How to Lessen Your Capital Gains Tax
Aside from paying income tax and payroll tax, individuals who buy and sell personal and investment assets should also deal with the capital gains tax system. Capital gain rates can be about as much as regular income taxes. The good news is there are techniques to drive them down.
Below are helpful tips for minimizing your capital gains tax:
Wait a year (at least) before selling.
For capital gains to qualify for long-term status (and a tax rate cut), wait for at least one calendar year before you sell your property. Depending on your tax rate, you may be able to save 10% to 20%. If you sell stock with a $2,000 capital gain, for instance, and you are in the 28% income tax bracket and have owned the stock for longer than a year, you need to pay 15% on the transaction. If you’ve held the stock for hardly 12 month, you’ll pay $560 or 28% of $2,000 in taxes on the transaction.
Sell when your earnings are low.
Your income level affects the amount of long-term capital gains tax you are obliged to pay. Taxpayers within the 10% and 15% brackets don’t even have to pay long-term capital gains tax at all. If your income level is going down -your spouse is about to go jobless, for example, or you’re almost retiring – sell during a low income year to reduce your capital gains tax rate.
Limit your taxable income.
As your capital gain tax rate depends on your taxable income, general tax-savings methods can help you grab a nice rate. Increase your deductions, for instance, by giving to charity, getting pricey medical procedures before the year closes, or increasing your traditional IRA or 401k contributions.
Look as well for not-so-known deductions, like the moving expense deduction, which is for those who need to move for employment. Rather than buying corporate bonds, get bonds issued by municipalities, local governments and states, as the income they produce is non-taxable. There’s a whole bunch of potential tax breaks, so take time to check the IRS’s Credits & Deductions database to know which ones you may be qualified for.

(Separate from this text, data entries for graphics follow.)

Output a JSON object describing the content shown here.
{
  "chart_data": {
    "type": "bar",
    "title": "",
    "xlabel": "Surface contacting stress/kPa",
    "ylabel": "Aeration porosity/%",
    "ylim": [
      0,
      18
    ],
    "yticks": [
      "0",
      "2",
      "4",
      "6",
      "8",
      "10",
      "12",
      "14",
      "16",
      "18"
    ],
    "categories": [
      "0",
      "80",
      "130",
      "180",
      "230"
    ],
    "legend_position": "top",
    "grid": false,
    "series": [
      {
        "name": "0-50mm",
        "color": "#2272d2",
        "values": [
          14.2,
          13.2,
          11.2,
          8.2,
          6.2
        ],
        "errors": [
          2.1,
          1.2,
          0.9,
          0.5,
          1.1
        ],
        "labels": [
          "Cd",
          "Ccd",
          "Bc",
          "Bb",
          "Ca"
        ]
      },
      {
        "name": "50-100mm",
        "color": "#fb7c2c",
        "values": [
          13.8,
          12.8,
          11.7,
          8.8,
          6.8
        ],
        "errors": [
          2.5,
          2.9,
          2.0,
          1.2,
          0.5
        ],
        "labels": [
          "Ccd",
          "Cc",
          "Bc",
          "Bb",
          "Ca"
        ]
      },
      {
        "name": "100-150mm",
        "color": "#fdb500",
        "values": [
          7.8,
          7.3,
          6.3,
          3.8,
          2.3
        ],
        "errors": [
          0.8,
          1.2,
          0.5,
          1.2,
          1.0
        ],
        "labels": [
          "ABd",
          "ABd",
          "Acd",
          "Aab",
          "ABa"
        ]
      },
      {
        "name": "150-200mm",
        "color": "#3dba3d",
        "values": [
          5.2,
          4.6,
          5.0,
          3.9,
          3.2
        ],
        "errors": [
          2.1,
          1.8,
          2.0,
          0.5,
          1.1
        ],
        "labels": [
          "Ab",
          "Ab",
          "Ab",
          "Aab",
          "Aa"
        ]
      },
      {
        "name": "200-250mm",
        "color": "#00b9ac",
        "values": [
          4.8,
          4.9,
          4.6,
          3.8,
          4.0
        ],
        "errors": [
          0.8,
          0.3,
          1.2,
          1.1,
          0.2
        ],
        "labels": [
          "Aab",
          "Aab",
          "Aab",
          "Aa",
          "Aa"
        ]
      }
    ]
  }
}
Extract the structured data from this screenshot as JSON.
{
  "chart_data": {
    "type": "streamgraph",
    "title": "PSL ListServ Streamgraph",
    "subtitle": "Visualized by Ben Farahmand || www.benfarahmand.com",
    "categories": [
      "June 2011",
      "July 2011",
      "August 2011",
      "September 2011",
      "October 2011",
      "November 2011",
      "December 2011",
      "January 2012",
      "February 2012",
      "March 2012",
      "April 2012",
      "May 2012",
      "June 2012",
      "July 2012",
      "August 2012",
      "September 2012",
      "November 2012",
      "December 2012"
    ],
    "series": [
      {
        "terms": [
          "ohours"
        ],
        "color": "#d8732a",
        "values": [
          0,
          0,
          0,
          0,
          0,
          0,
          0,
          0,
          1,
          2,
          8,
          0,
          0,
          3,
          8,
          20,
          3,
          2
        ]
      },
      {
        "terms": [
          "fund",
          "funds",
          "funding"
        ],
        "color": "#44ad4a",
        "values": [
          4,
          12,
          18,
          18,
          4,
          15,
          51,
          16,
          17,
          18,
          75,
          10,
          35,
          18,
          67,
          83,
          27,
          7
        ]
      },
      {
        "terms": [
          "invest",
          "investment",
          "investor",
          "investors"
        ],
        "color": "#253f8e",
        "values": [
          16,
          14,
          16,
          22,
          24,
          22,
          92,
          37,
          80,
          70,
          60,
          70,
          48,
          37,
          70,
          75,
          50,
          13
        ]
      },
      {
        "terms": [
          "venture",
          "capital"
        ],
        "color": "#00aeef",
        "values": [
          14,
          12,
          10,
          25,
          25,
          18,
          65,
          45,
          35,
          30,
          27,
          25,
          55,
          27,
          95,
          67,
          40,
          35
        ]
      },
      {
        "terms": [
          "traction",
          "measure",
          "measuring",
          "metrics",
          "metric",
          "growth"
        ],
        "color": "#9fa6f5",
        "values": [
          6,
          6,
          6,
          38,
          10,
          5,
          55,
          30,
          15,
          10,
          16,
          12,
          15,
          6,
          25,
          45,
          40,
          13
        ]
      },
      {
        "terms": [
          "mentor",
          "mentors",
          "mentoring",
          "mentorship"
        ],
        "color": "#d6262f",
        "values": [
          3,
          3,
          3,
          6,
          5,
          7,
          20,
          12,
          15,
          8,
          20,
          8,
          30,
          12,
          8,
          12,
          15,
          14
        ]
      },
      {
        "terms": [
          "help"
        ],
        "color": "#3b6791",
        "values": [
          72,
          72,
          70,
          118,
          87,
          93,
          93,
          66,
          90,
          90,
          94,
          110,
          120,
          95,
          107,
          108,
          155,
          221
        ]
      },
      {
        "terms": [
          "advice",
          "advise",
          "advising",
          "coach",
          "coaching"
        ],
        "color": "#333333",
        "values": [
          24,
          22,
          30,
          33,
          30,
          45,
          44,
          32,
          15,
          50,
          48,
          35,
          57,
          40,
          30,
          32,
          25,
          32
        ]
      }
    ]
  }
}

Time your capital losses with your capital gains if possible.
One important feature of capital gains is that they’re diminished by any capital losses you incur within a specific year. If you use up your capital losses during the years you have capital gains, you can reduce your tax. There’s no cap on the amount of capital gains you can report, but you may only take $3,000 of net capital losses every tax year. You can carry additional capital losses into future tax years, however, although it may take a while before you can use those up if you’ve absorbed a substantial loss.